Data flowing but no alerts / no HTTP analysis:

• HTTP server spans must carry http.response.status_code. Auto-instrumentation sets this; manual instrumentation has to set it explicitly. If the user rolled their own server spans, point them at the OTel HTTP semantic conventions (https://opentelemetry.io/docs/specs/semconv/registry/attributes/http/) and have them set the attribute when the response is written.

Environments mixed together in the UI:

• Whatever source the code reads for deployment.environment.name must be set per deployment and resolve to different values across environments (e.g. production vs staging). A missing or empty value falls back to the OTel default and collapses everything into one bucket.
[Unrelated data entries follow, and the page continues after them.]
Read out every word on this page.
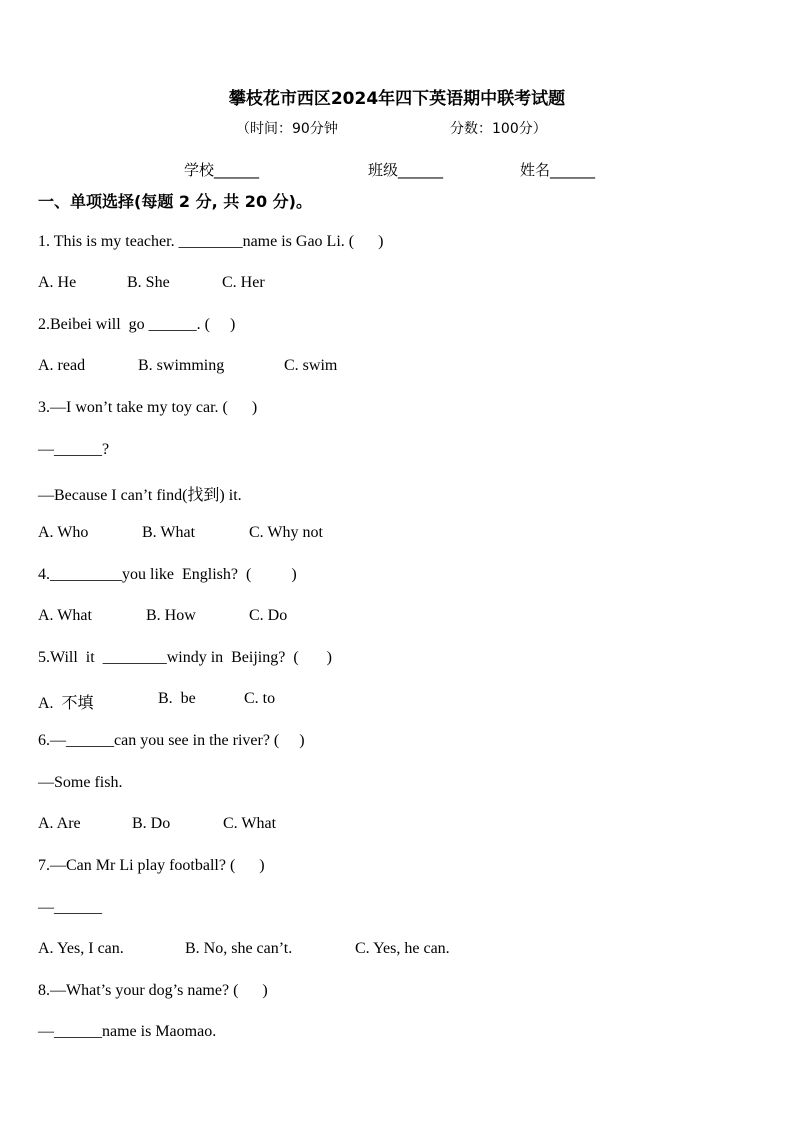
攀枝花市西区2024年四下英语期中联考试题
（时间：90分钟	分数：100分）
学校______	班级______	姓名______
一、单项选择(每题 2 分, 共 20 分)。
1. This is my teacher. ________name is Gao Li. (      )

A. He

	B. She

	C. Her

2.Beibei will  go ______. (     )

A. read

	B. swimming

	C. swim

3.—I won’t take my toy car. (      )
—______?
—Because I can’t find(找到) it.

A. Who

	B. What

	C. Why not

4._________you like  English?  (          )

A. What

	B. How

	C. Do

5.Will  it  ________windy in  Beijing?  (       )

A.  不填

	B.  be

	C. to

6.—______can you see in the river? (     )
—Some fish.

A. Are

	B. Do

	C. What

7.—Can Mr Li play football? (      )
—______

A. Yes, I can.

	B. No, she can’t.

	C. Yes, he can.

8.—What’s your dog’s name? (      )
—______name is Maomao.
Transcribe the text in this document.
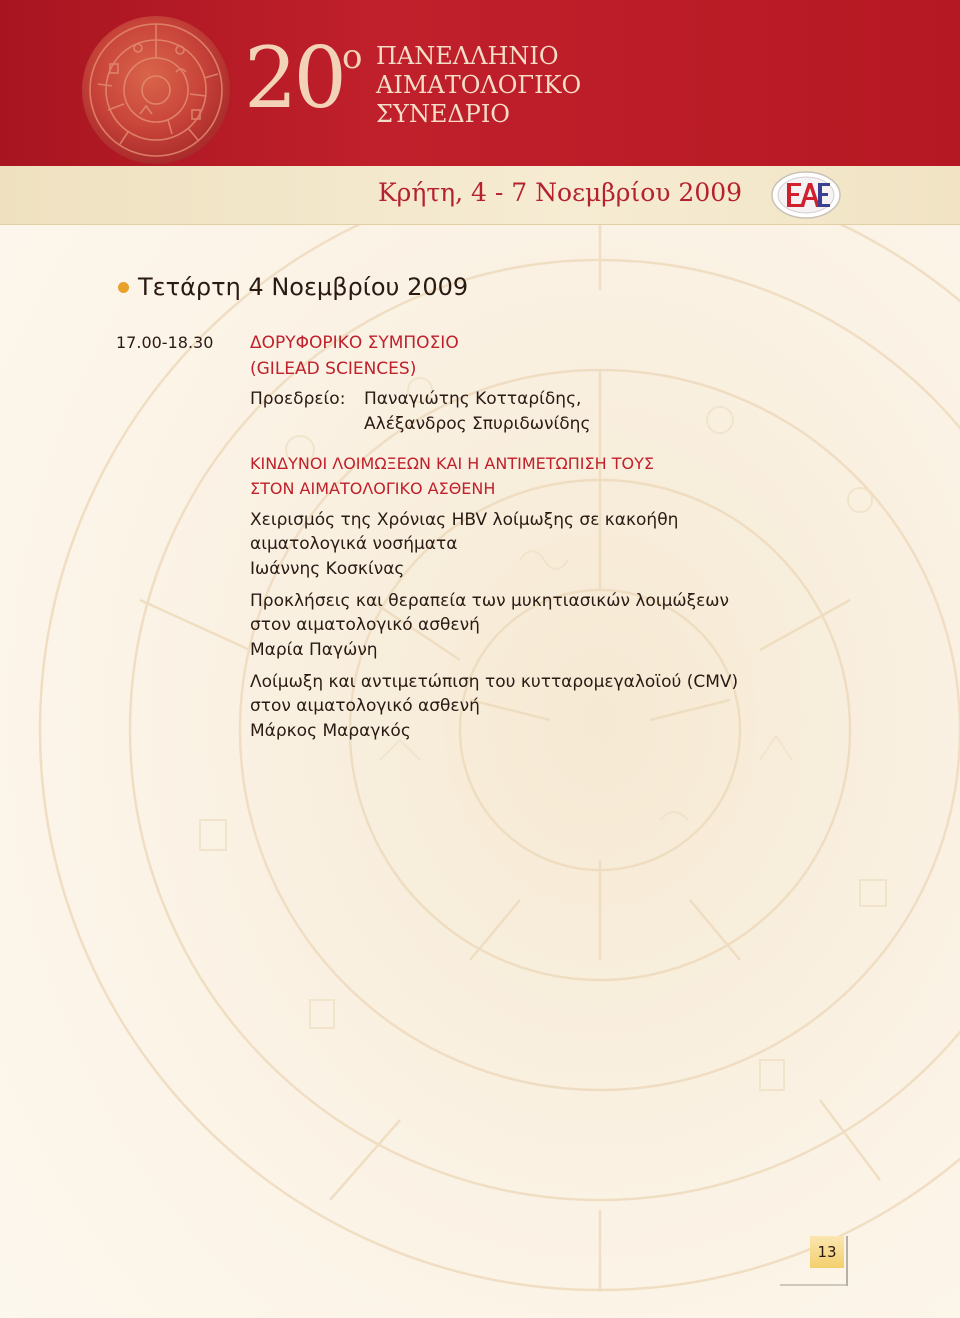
20 ο ΠΑΝΕΛΛΗΝΙΟ
ΑΙΜΑΤΟΛΟΓΙΚΟ
ΣΥΝΕΔΡΙΟ
Κρήτη, 4 - 7 Νοεμβρίου 2009
Τετάρτη 4 Νοεμβρίου 2009
17.00-18.30 ΔΟΡΥΦΟΡΙΚΟ ΣΥΜΠΟΣΙΟ
(GILEAD SCIENCES)
Προεδρείο: Παναγιώτης Κοτταρίδης,
Αλέξανδρος Σπυριδωνίδης
ΚΙΝΔΥΝΟΙ ΛΟΙΜΩΞΕΩΝ ΚΑΙ Η ΑΝΤΙΜΕΤΩΠΙΣΗ ΤΟΥΣ
ΣΤΟΝ ΑΙΜΑΤΟΛΟΓΙΚΟ ΑΣΘΕΝΗ
Χειρισμός της Χρόνιας HBV λοίμωξης σε κακοήθη
αιματολογικά νοσήματα
Ιωάννης Κοσκίνας
Προκλήσεις και θεραπεία των μυκητιασικών λοιμώξεων
στον αιματολογικό ασθενή
Μαρία Παγώνη
Λοίμωξη και αντιμετώπιση του κυτταρομεγαλοϊού (CMV)
στον αιματολογικό ασθενή
Μάρκος Μαραγκός
13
Exporter connection errors:

• Check for extra quotes or whitespace in MULTI_API_KEY.
• Confirm the correct HTTP exporter package is installed for the language.
• Some environments block outbound HTTPS on non-standard ports — the MultiTool endpoint uses standard 443, so this is usually fine.

Script failed with stdin is not a TTY:

• The user invoked the onboarding script via the Bash tool or piped input. They need to run it directly in their terminal via the ! prefix in Claude Code so password input is hidden.

Script failed with an Invalid… error:

• InvalidPassword: MultiTool requires 8–72 chars with upper, lower, and digit. Have the user try again.
• InvalidCredentials: wrong email or password — script does not log either; ask the user to retry.
• InvalidDisplayName: workspace or key name was empty or over 500 chars.